Similarly, Phoenix Children’s Hospital has signed a deal to cover the test for its employees, but hasn’t ordered any yet, according to Chief Administrative Officer David Higginson. Bank of America Corp., which has committed to offer the test to any employee deemed by a physician to need it, hasn’t ordered any, according to a person with knowledge of the employer’s ordering history.
Among the eight payers NantHealth says it has signed up, Bloomberg found that two are double counted. Sanford Health and Sanford Health Plan have signed a single contract, according to spokeswoman Jacqueline Palfy, but NantHealth counts the company as both an employer and insurer. Phoenix Children’s Hospital is also counted twice as employer and insurer, though Higginson said the hospital has committed to cover the test for its employees only. The hospital’s doctors can order the test for its patients, he said in an email, but the hospital doesn’t cover the cost.
Independence Blue Cross didn’t respond to repeated inquiries about how many tests it ordered. The International Association of Fire Fighters signed on in March 2017, so wouldn’t be counted in the third and fourth quarter reports.
Hodson said NantHealth is “farther along than many other vendors” in generating interest among doctors, as well as signing up insurers and corporate customers. Still, the most extensive and expensive cancer test on the market still has a long way to to go before finding a widespread market.

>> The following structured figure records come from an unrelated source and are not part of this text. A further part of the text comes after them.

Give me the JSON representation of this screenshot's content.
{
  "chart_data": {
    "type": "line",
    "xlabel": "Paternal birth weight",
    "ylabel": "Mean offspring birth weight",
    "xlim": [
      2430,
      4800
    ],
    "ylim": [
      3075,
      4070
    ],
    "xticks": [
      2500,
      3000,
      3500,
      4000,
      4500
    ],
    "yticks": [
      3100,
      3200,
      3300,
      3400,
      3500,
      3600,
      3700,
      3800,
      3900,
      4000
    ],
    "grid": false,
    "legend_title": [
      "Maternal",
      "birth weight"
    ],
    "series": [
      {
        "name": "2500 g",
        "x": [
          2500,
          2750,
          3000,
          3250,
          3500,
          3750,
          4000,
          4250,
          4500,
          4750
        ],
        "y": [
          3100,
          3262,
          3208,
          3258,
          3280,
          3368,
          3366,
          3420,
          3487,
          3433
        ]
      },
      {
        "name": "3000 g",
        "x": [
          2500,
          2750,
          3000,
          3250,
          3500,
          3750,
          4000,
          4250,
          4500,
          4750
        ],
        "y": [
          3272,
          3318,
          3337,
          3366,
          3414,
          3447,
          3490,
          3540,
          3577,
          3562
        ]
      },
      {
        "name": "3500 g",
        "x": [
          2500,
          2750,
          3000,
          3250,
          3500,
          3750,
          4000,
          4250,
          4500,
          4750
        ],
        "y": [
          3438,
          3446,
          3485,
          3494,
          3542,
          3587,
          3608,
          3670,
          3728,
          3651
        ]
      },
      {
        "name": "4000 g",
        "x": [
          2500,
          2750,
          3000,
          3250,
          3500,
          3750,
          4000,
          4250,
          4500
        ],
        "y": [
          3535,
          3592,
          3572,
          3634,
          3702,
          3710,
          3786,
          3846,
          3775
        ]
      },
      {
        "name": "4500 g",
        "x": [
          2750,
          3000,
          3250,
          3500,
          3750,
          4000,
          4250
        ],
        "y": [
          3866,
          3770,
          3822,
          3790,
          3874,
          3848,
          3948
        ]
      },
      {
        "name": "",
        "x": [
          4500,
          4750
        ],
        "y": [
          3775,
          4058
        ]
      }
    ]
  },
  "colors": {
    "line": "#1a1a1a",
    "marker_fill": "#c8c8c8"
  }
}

The company has yet to conduct a study that shows the test can extend lives. And some of the biggest U.S. insurers say they won’t cover the GPS Cancer test without more data proving its value. While Cigna Corp. has not yet formally evaluated the GPS test, it tends not to cover genomic cancer tests because, according to Julie Kessel, Cigna’s senior medical director for coverage policy, the information they provide “is so exhaustive that it exceeds what is clinically meaningful.”